却说那北京守备范闻中,半夜听得城中喧嚷,披衣起身,才知城西起了大火。
他当即点了一队禁军,亲自带人赶去。
还未到西城,远远便见火光冲天,好似将半边天都映红了。
待他奔到近前,只见城门旁的几间屋子已烧成空架子,火苗子舔着石墙,连下面的青石都烧白了。

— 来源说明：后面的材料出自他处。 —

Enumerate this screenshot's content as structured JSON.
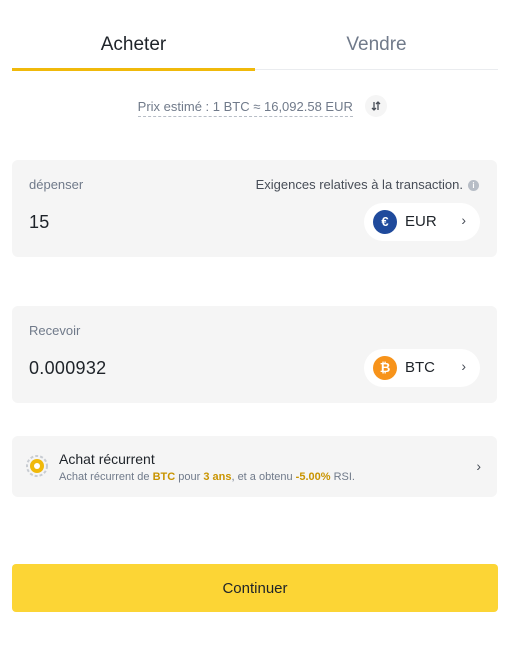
{
  "tabs": {
    "buy_label": "Acheter",
    "sell_label": "Vendre"
  },
  "price": {
    "text": "Prix estimé : 1 BTC ≈ 16,092.58 EUR"
  },
  "spend": {
    "label": "dépenser",
    "hint": "Exigences relatives à la transaction.",
    "amount": "15",
    "currency": "EUR",
    "currency_icon": "euro-icon",
    "coin_symbol": "€",
    "coin_color": "#1f4a9c"
  },
  "receive": {
    "label": "Recevoir",
    "amount": "0.000932",
    "currency": "BTC",
    "currency_icon": "bitcoin-icon",
    "coin_symbol": "₿",
    "coin_color": "#f7931a"
  },
  "recurring": {
    "title": "Achat récurrent",
    "desc_prefix": "Achat récurrent de ",
    "desc_coin": "BTC",
    "desc_mid1": " pour ",
    "desc_period": "3 ans",
    "desc_mid2": ", et a obtenu ",
    "desc_pct": "-5.00%",
    "desc_suffix": " RSI."
  },
  "actions": {
    "continue_label": "Continuer"
  },
  "colors": {
    "accent": "#f0b90b",
    "button": "#fcd535",
    "highlight_text": "#c99400"
  }
}
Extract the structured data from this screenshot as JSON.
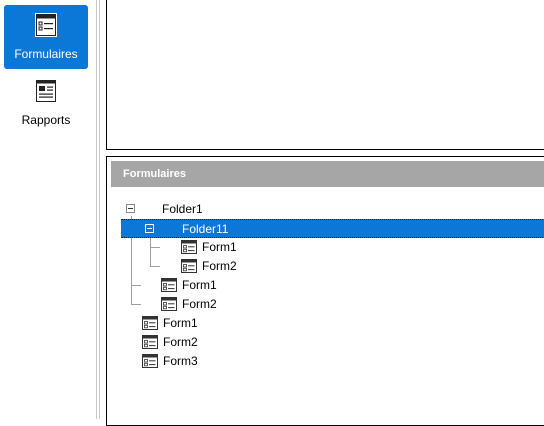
{
  "sidebar": {
    "items": [
      {
        "label": "Formulaires",
        "icon": "forms-icon",
        "active": true
      },
      {
        "label": "Rapports",
        "icon": "report-icon",
        "active": false
      }
    ]
  },
  "section": {
    "title": "Formulaires"
  },
  "tree": {
    "folder1": "Folder1",
    "folder11": "Folder11",
    "folder11_form1": "Form1",
    "folder11_form2": "Form2",
    "folder1_form1": "Form1",
    "folder1_form2": "Form2",
    "root_form1": "Form1",
    "root_form2": "Form2",
    "root_form3": "Form3"
  },
  "colors": {
    "accent": "#0b78d7",
    "section_header": "#a6a6a6"
  }
}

一队兵卒正提着水桶往火上泼,可水浇上去只腾起一阵白烟,火焰反倒窜得更高。
范闻中心里一凛,连水都不怕,这难不成是天火?
他当即叫来一个都头:“可曾查明纵火之贼的来路?”
都头面色难看,低声道:“却是不知,但有人说是西城军库那边先起的火。”
范闻中连忙带人奔往军库,到了跟前,只余一片瓦砾,焦木横陈。
他不由得心底焦急,正见到一个幸存的库兵跪在地上,见了范闻中便磕头:
“守备相公!是祝严!祝严带人烧了库房,抢了硫磺、猛火油,往城门去了!”
范闻中皱了皱眉:“祝严?”
祝严不过一介库管,如何能入范闻中的耳朵。
他随即又问道:“他带的是甚么人?”
那库兵道:“听他们自己喊,乃是梁山黑风贼......”
范闻中心中疑惑,那黑风贼远在梁山泊,跑大名府做什么?
一名军将问道:“守备,可要派人去追?”
范闻中正要回答,街口忽然有一个老仆跌跌撞撞地过来,哭诉道:
“老爷!衙内昨夜出去找祝家小娘子,到现在也没回来!”
范闻中心头一紧,问清缘由,得知那祝家小娘子便是祝严的女儿后,头皮都要炸开了。
此刻也顾不上追黑风贼寇了,连忙带着人往祝严家赶。
而祝家已是人去楼空,只有廊下躺着横七竖八的尸首,都是范府的家丁和帮闲,唯独不见范衙内。
范闻中脸色铁青,叫人四处搜寻。
儿子没寻到,却寻出一具焦黑的尸首,从身形看出是个胖子。
范闻中老来得子,向来宠溺,范衙内才能在城中为非作歹。
听闻噩耗,范闻中喉头滚了两滚,忽然眼前一黑往后便倒。
左右连忙扶住,掐人中、灌热汤,好半天才醒转过来。
他睁着眼躺了片刻,忽然猛地坐起来,推开众人:“拿纸笔来。”
当即亲写奏疏,向东京的官家告状去了:
“臣范闻中,谨望圣躬安,黑风贼子李峥......”
。。。。。。
“我入你娘!”
“你这个腌臜混沌,辱门败户的含鸟狲猢,贼头贼脸贼骨头贼心贼肝!”
“还镇山东,我呸,缩鸟没蛋的贼人......”
李峥和一众头领站在关隘上,看着下方叫骂不休的骂阵官军。
每骂一句,李峥便拿起手中的梨子啃一口,吃得倒是津津有味。